Anyway, turns out video editing software (in my case, final cut pro x) is magical and there's no need about worrying about timing my screencasts with my audio recordings (which are done separately -- I probably read each paragraph of the script 3 or 4 times) (The main advantage of reading it paragraph by paragraph is when you make a mistake reading it, you can re-record just that paragraph).
I used a stand-alone mic from a friend, and transferred sd-card files.
Using multiple monitors
My setup was like so:
Note the camstudio video settings, I think way lower would still be fine.. It also used to automatically open the avi file after recording, which got annoying so I turned that off.
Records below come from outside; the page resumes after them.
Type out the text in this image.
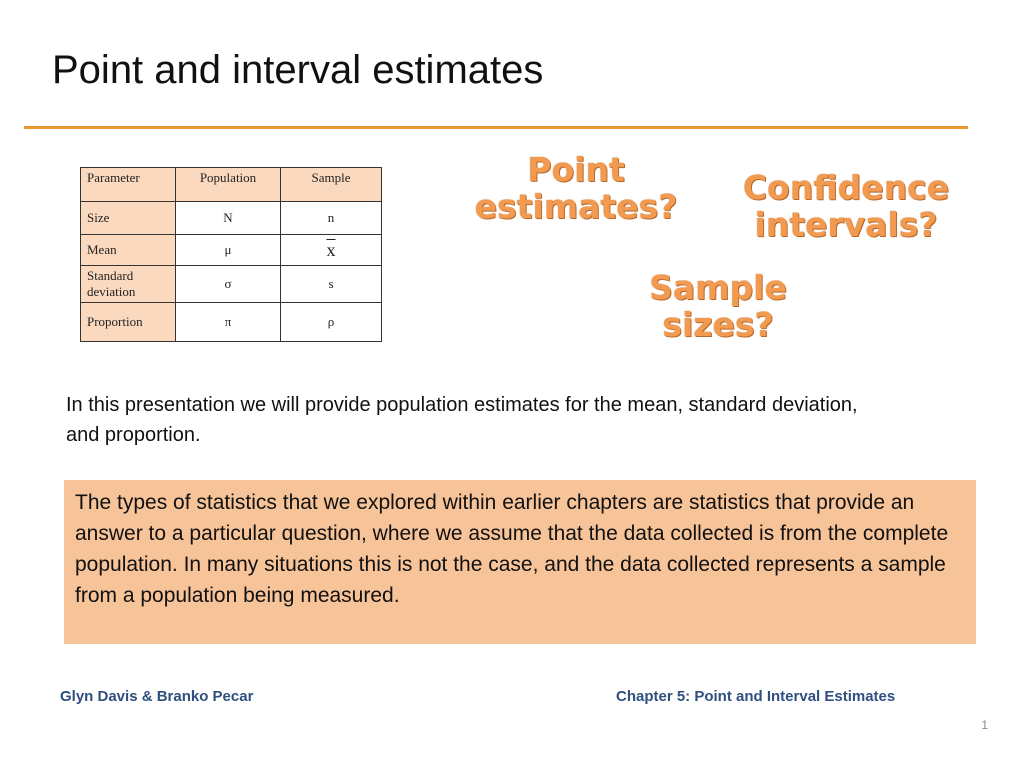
Point and interval estimates
Parameter	Population	Sample
Size	N	n
Mean	μ	$\overline{x}$
Standard deviation	σ	s
Proportion	π	ρ
Point
estimates? Confidence
intervals?
Sample
sizes?

In this presentation we will provide population estimates for the mean, standard deviation, and proportion.

The types of statistics that we explored within earlier chapters are statistics that provide an answer to a particular question, where we assume that the data collected is from the complete population. In many situations this is not the case, and the data collected represents a sample from a population being measured.
Glyn Davis & Branko Pecar	Chapter 5: Point and Interval Estimates
1
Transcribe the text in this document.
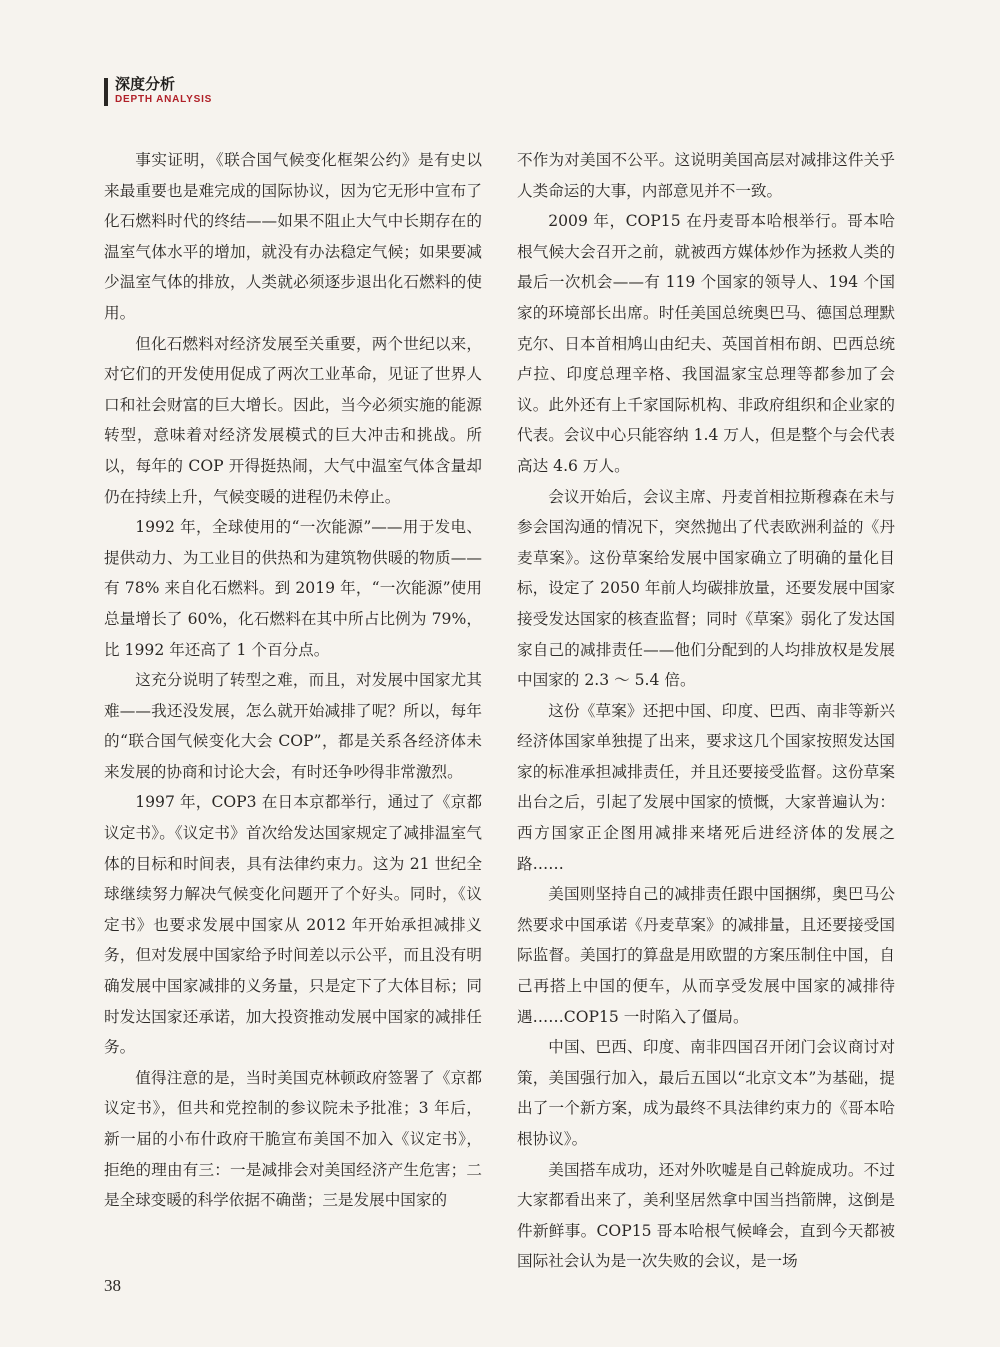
深度分析
DEPTH ANALYSIS

事实证明，《联合国气候变化框架公约》是有史以来最重要也是难完成的国际协议，因为它无形中宣布了化石燃料时代的终结——如果不阻止大气中长期存在的温室气体水平的增加，就没有办法稳定气候；如果要减少温室气体的排放，人类就必须逐步退出化石燃料的使用。

但化石燃料对经济发展至关重要，两个世纪以来，对它们的开发使用促成了两次工业革命，见证了世界人口和社会财富的巨大增长。因此，当今必须实施的能源转型，意味着对经济发展模式的巨大冲击和挑战。所以，每年的 COP 开得挺热闹，大气中温室气体含量却仍在持续上升，气候变暖的进程仍未停止。

1992 年，全球使用的“一次能源”——用于发电、提供动力、为工业目的供热和为建筑物供暖的物质——有 78% 来自化石燃料。到 2019 年，“一次能源”使用总量增长了 60%，化石燃料在其中所占比例为 79%，比 1992 年还高了 1 个百分点。

这充分说明了转型之难，而且，对发展中国家尤其难——我还没发展，怎么就开始减排了呢？所以，每年的“联合国气候变化大会 COP”，都是关系各经济体未来发展的协商和讨论大会，有时还争吵得非常激烈。

1997 年，COP3 在日本京都举行，通过了《京都议定书》。《议定书》首次给发达国家规定了减排温室气体的目标和时间表，具有法律约束力。这为 21 世纪全球继续努力解决气候变化问题开了个好头。同时，《议定书》也要求发展中国家从 2012 年开始承担减排义务，但对发展中国家给予时间差以示公平，而且没有明确发展中国家减排的义务量，只是定下了大体目标；同时发达国家还承诺，加大投资推动发展中国家的减排任务。

值得注意的是，当时美国克林顿政府签署了《京都议定书》，但共和党控制的参议院未予批准；3 年后，新一届的小布什政府干脆宣布美国不加入《议定书》，拒绝的理由有三：一是减排会对美国经济产生危害；二是全球变暖的科学依据不确凿；三是发展中国家的

不作为对美国不公平。这说明美国高层对减排这件关乎人类命运的大事，内部意见并不一致。

2009 年，COP15 在丹麦哥本哈根举行。哥本哈根气候大会召开之前，就被西方媒体炒作为拯救人类的最后一次机会——有 119 个国家的领导人、194 个国家的环境部长出席。时任美国总统奥巴马、德国总理默克尔、日本首相鸠山由纪夫、英国首相布朗、巴西总统卢拉、印度总理辛格、我国温家宝总理等都参加了会议。此外还有上千家国际机构、非政府组织和企业家的代表。会议中心只能容纳 1.4 万人，但是整个与会代表高达 4.6 万人。

会议开始后，会议主席、丹麦首相拉斯穆森在未与参会国沟通的情况下，突然抛出了代表欧洲利益的《丹麦草案》。这份草案给发展中国家确立了明确的量化目标，设定了 2050 年前人均碳排放量，还要发展中国家接受发达国家的核查监督；同时《草案》弱化了发达国家自己的减排责任——他们分配到的人均排放权是发展中国家的 2.3 ～ 5.4 倍。

这份《草案》还把中国、印度、巴西、南非等新兴经济体国家单独提了出来，要求这几个国家按照发达国家的标准承担减排责任，并且还要接受监督。这份草案出台之后，引起了发展中国家的愤慨，大家普遍认为：西方国家正企图用减排来堵死后进经济体的发展之路……

美国则坚持自己的减排责任跟中国捆绑，奥巴马公然要求中国承诺《丹麦草案》的减排量，且还要接受国际监督。美国打的算盘是用欧盟的方案压制住中国，自己再搭上中国的便车，从而享受发展中国家的减排待遇……COP15 一时陷入了僵局。

中国、巴西、印度、南非四国召开闭门会议商讨对策，美国强行加入，最后五国以“北京文本”为基础，提出了一个新方案，成为最终不具法律约束力的《哥本哈根协议》。

美国搭车成功，还对外吹嘘是自己斡旋成功。不过大家都看出来了，美利坚居然拿中国当挡箭牌，这倒是件新鲜事。COP15 哥本哈根气候峰会，直到今天都被国际社会认为是一次失败的会议，是一场

38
I have two monitors, so I set the rightmost one to be 1280x720 resolution, lower than it can be. Camstudio has a "select screen" option so it will only record one screen. Zoomit didn't handle multiple screen as gracefully -- I ended up making my right monitor the default (bringing the taskbar along with it :'( ) because it would let me type, but not draw, if I activated it (hit ctrl-2) on the wrong screen.
creative commons licensing
you can make your youtube videos creative commons license by default:
To find cc license videos, just type "hexapods, creativecommons".
final cut pro x
Relatively intuitive to use. I used option-w to insert gaps (for breathers), cmd-r to "retime" edit the length of clips, and to make the end of a video sustained, I did it hackisly by cutting (b for blade) the end of a video and then using cmd-r to stretch that to however long I wanted it. There's also automatic audio enhancements -- I used "background hum removal' a lot, and I need to go back and auto-enhance audio for all of them (I spoke rather softly).
other shortcuts: < and > for moving items around, ctrl-= for increasing 1db audio level, alt-w for insert gap.
oh I also learned -12 dB is a pretty standard audio level (depends on if you expect your video to be on tinny computer speakers or on real audio equipment) and you never want audio to reach 0 dB (when speakers distory).
I need to figure out the purpose of this video so that I can add and intro and conclusion to it. Also, credits. I tried to keep most of the reused videos / pictures in-browser so I'm not directly re-using someone's video; I wonder if using 6 seconds of the dancing hexapods video is acceptable? Unclear, but I decided in favor of making something rather than twiddling my thumbs worrying about things.